You may already have concluded that this definition isn't very, well, definitive. The list of causes isn't helpful since, between genetic or developmental errors and unfavorable environmental factors we have exactly everything that can possibly happen to us. And "disordered or incorrectly functioning" just begs the question. What is order or correct functioning? There is actually another problem with this definition. As weakly as it seems to rule in or out, it actually fails to include many diseases that we do recognize, because when we name something a disease, we can't necessarily point to a specific organ, part, structure or system which is disordered or incorrectly functioning in some way that we understand. So it's not just useless, it's wrong.

For what it's worth, here's what I think we mean when talk about disease, in a medical sense.

The first category is fairly clear cut. These are situations that fulfill the definition, in which we can pretty much agree intuitively that one of our parts or processes is not functioning correctly. We don't like it when we have constant pain, or can't do something that most people can do, or die otherwise than in our sleep at age 85. If we can confidently attribute the cause to a known physical property of our body and its functioning, we can name a disease and not get much of an argument. For example, if a bacterium is eating our lungs, we can name that, and hopefully if we take the right antibiotic we can end up being cured. We had pneumonia, or TB, now we don't. Easy.
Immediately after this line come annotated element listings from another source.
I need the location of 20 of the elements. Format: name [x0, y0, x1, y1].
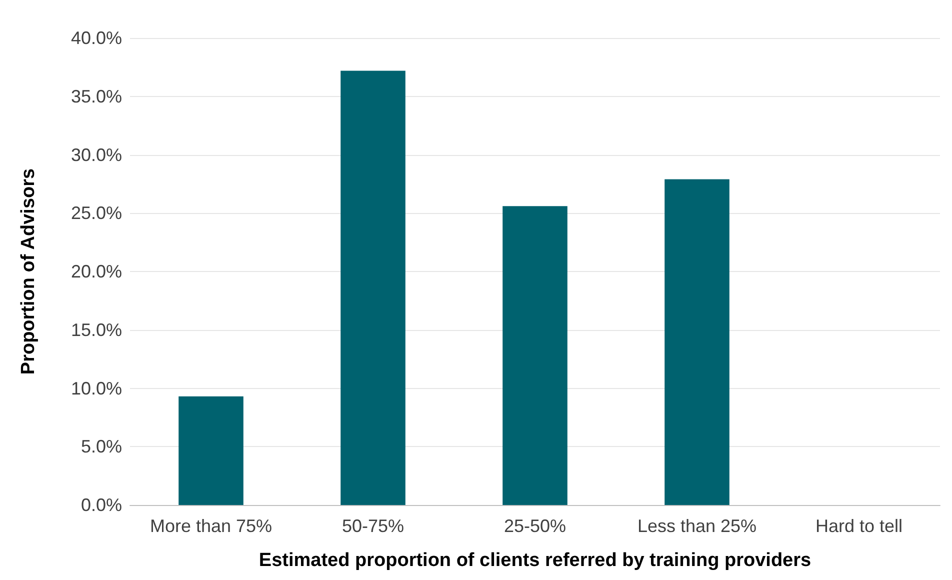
bar — [664, 179, 730, 505]
x-tick-label: Hard to tell — [815, 516, 903, 536]
bar — [340, 70, 406, 505]
x-axis-title: Estimated proportion of clients referred by training providers — [258, 550, 812, 571]
bar — [178, 396, 244, 505]
y-tick-label: 15.0% — [70, 320, 122, 340]
y-axis-title: Proportion of Advisors — [18, 168, 39, 375]
y-tick-label: 35.0% — [70, 86, 122, 106]
x-tick-label: Less than 25% — [637, 516, 757, 536]
bar — [502, 206, 568, 505]
y-tick-label: 0.0% — [80, 495, 122, 515]
y-tick-label: 10.0% — [70, 378, 122, 398]
y-tick-label: 40.0% — [70, 28, 122, 48]
y-tick-label: 30.0% — [70, 144, 122, 165]
x-tick-label: 25-50% — [504, 516, 566, 536]
x-tick-label: 50-75% — [342, 516, 404, 536]
y-tick-label: 25.0% — [70, 203, 122, 224]
y-tick-label: 20.0% — [70, 262, 122, 282]
x-tick-label: More than 75% — [150, 516, 272, 536]
y-tick-label: 5.0% — [80, 436, 122, 457]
But we start to have a problem with that comparator what "most people can do." Three problems actually. The first is the threshold of "most." How uncommon or far from the norm do you have to be before you merit a disease label? For example, what used to be called mental retardation, now more politely called cognitive disability or limitation, is defined completely arbitrarily, by a measured IQ of 70 or less. Give the same person an IQ test tomorrow, it might be 75. And what's the difference between 69 and 71? There's a difference alright: if it's 69, they can't execute you, but you can get special ed.

The second is what abilities really matter. I can't grow hair on the top of my head. Is that a disease?
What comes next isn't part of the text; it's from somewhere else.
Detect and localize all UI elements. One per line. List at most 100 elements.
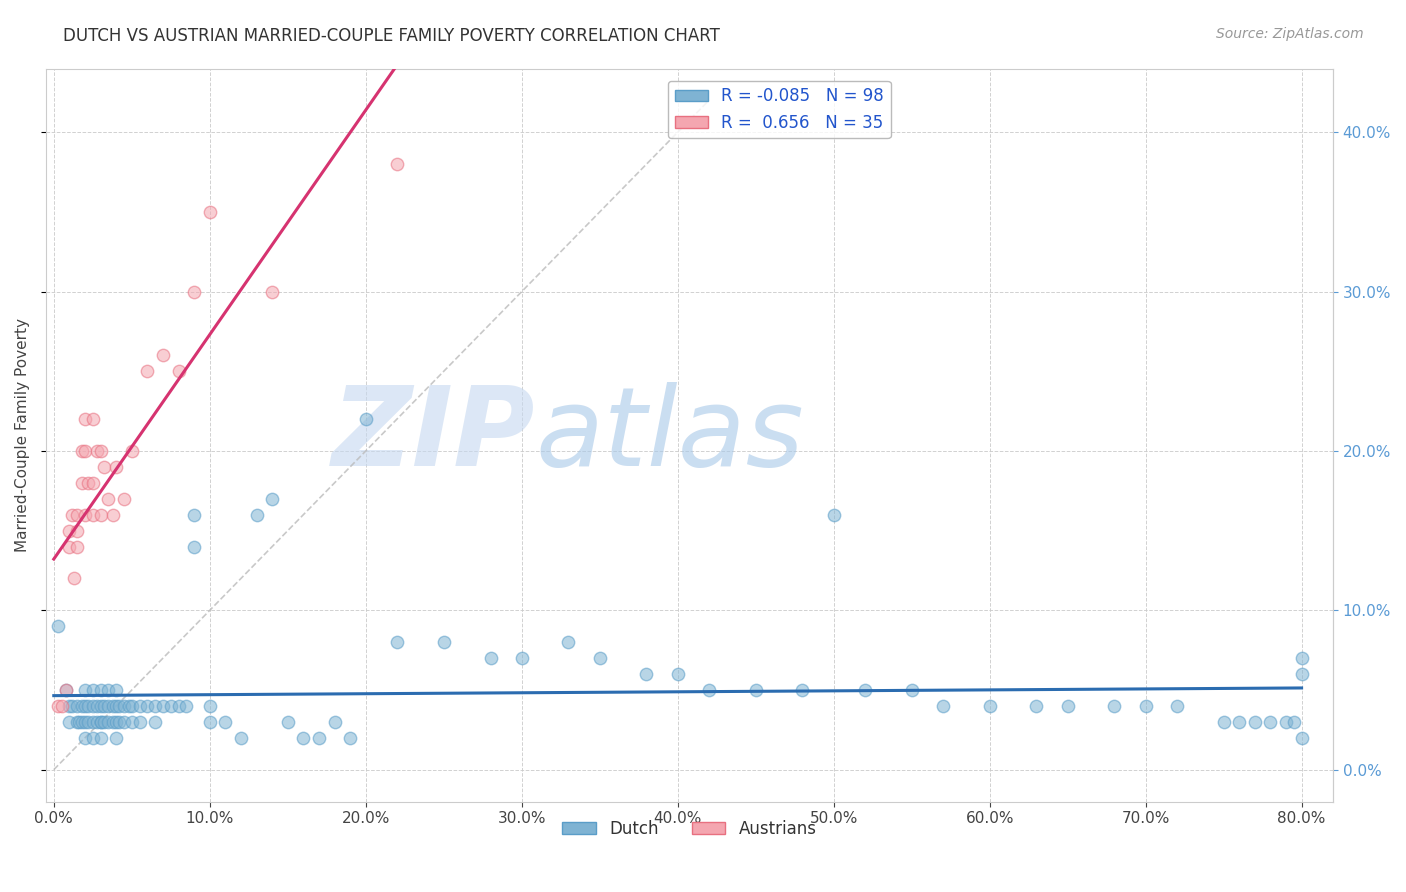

The third is that we are all, every one of us, born with a hereditary, incurable, inevitably fatal condition that over time robs us of our physical and mental capacities. After age 45 or so, you will need reading glasses.  Your ability to hear high frequencies will decline. Your joints will start to ache. You will lose lean muscle mass.  I don't want to continue with all this depressing stuff, you can add to this list as you like, but the point is, where do you draw the line between having diseases and the human condition of mortality? In every one of these cases, we know quite well what physical processes are responsible, but are they "incorrect" or "disordered"? I'm not sure, but doctors certainly will treat all of these conditions.

Then we have situations in which we aren't presently experiencing any misery whatsoever but doctors say we have a disease because something about us puts us at risk of misery in the future: type 2 diabetes, hypertension, hypercholesterolemia, that sort of thing. Again, these are usually defined with some arbitrary threshold on a test of some sort.

And of course as I've discussed earlier we have diseases which are labels for clusters of symptoms, often largely consisting of self-reported experiences, for which no specifically disordered or incorrectly functioning organ, system or process is known. This is particularly characteristic of psychiatric "disorders" but there are some in other fields of medicine. For most of these we also have the earlier problems of locating the threshold of diagnosable abnormality and distinguishing the inevitable pain of existence from something that needs to be cut out of us by professional intervention. To the problem of psychiatric diagnosis we also have to add that some of them are labels for the way other people feel about the patient, and are not in fact distressing to the patient, e.g. narcissistic personality disorder.

So, before we can even do these clinical trials, we need to have definitions and labels for diseases, and for the amelioration thereof. But to what extent is that a scientific question, and to what extent a moral or cultural quandary? Doctor-think is pretty much exclusively done in disease categories. It may be helpful, even necessary, but it can also be limiting, and it can be used to sell us pills and other stuff we might be better off without.  


PS: in case our friend Ana is reading, I'll be in Basel August 19-22 for the international environmental health conference. Let me know if you can do lunch.